Hypothesis

Individuals with high baseline parasympathetic tone (measured by elevated resting heart‑rate variability, HRV) will experience greater improvements in sleep efficiency and nocturnal recovery when using a combined sleep‑environment restructuring, low‑dose melatonin, and cold‑plunge protocol. Conversely, individuals with low baseline parasympathetic tone will show greater gains in glycemic stability and endurance performance from a CGM‑informed carbohydrate‑cycling regimen.

Mechanistic Rationale

Parasympathetic dominance enhances melatonin receptor sensitivity and promotes brown‑adipose activation, amplifying the sleep‑promoting and thermogenic effects of cold exposure [3] [4]. Low parasympathetic tone reflects heightened sympathetic drive, which is associated with increased hepatic glucose output and reduced insulin sensitivity; CGM‑guided carb cycling can counterbalance this by providing real‑time feedback to modulate carbohydrate intake, thereby smoothing glucose variability [5] [6]. Aggregating N=1 trials with linear mixed models allows us to partition variance attributable to baseline HRV while accounting for time‑trend and carryover biases [1] [2] .

Testable Prediction

In a pooled N=1 dataset (≥20 participants), the interaction term between baseline HRV (continuous) and intervention type (sleep‑cold stack vs.

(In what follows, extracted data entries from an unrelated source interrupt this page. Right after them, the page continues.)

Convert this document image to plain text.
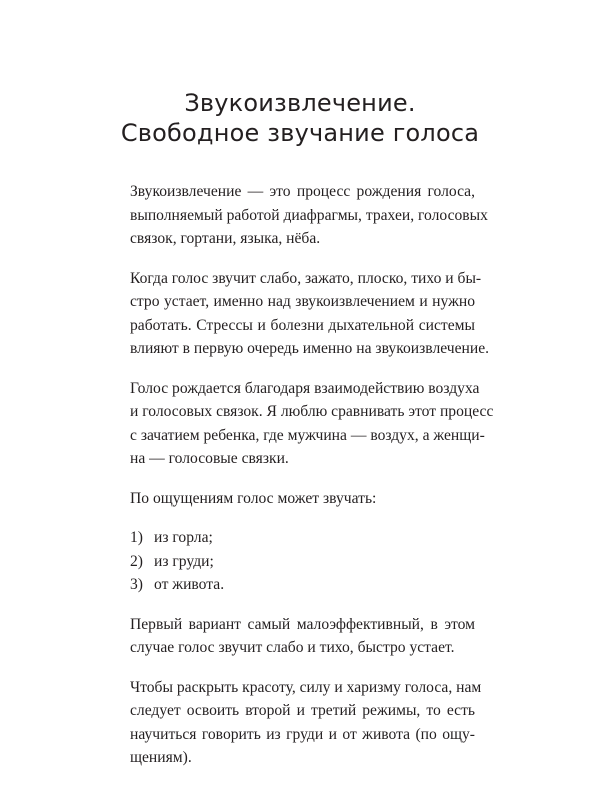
Звукоизвлечение.
Свободное звучание голоса

Звукоизвлечение — это процесс рождения голоса,
выполняемый работой диафрагмы, трахеи, голосовых
связок, гортани, языка, нёба.

Когда голос звучит слабо, зажато, плоско, тихо и бы-
стро устает, именно над звукоизвлечением и нужно
работать. Стрессы и болезни дыхательной системы
влияют в первую очередь именно на звукоизвлечение.

Голос рождается благодаря взаимодействию воздуха
и голосовых связок. Я люблю сравнивать этот процесс
с зачатием ребенка, где мужчина — воздух, а женщи-
на — голосовые связки.

По ощущениям голос может звучать:

1) из горла;
2) из груди;
3) от живота.

Первый вариант самый малоэффективный, в этом
случае голос звучит слабо и тихо, быстро устает.

Чтобы раскрыть красоту, силу и харизму голоса, нам
следует освоить второй и третий режимы, то есть
научиться говорить из груди и от живота (по ощу-
щениям).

CGM carb cycling) will significantly predict change in primary outcomes: sleep efficiency (percent) for the sleep‑cold stack and mean amplitude of glycemic excursions (MAGE) for the carb‑cycling condition (p < 0.05).

Experimental Design

1. Recruitment – Enroll adults aged 18‑45 with varied fitness levels; exclude diabetes or sleep disorders.
2. Baseline Characterization – Record 24‑hour HRV, morning cortisol, and mitochondrial DNA copy number from buccal swabs.
3. Intervention Periods – Each participant completes two 3‑week crossover blocks: (a) sleep‑cold stack (fixed bedtime, blue‑light reduction, 0.3 mg melatonin 30 min before sleep, 2 × daily 2‑min cold plunge at 10 °C) and (b) CGM‑guided carb cycling (real‑time glucose alerts prompting low‑glycemic meals when glucose > 120 mg/dL, higher‑glycemic meals when < 80 mg/dL). Blocks are separated by a 1‑week washout.
4. Outcome Measures – Sleep efficiency via actigraphy, nocturnal HRV, and MAGE from CGM.
5. Statistical Analysis – Fit linear mixed models with random intercepts for subject, fixed effects for intervention, baseline HRV, and their interaction; adjust for period and sequence effects.

Potential Outcomes

• Confirmation – Significant HRV × interaction supports the hypothesis that autonomic phenotype moderates responder status, offering a biomarker‑driven framework for personalizing biohacker stacks.
• Refutation – No interaction suggests that baseline HRV does not differentiate responses, prompting search for alternative predictors (e.g., mitochondrial genetics, epigenetic clocks). Either result advances the methodological rigor of N=1 research by demonstrating how aggregated single‑subject data can test mechanistic moderators of individualized interventions.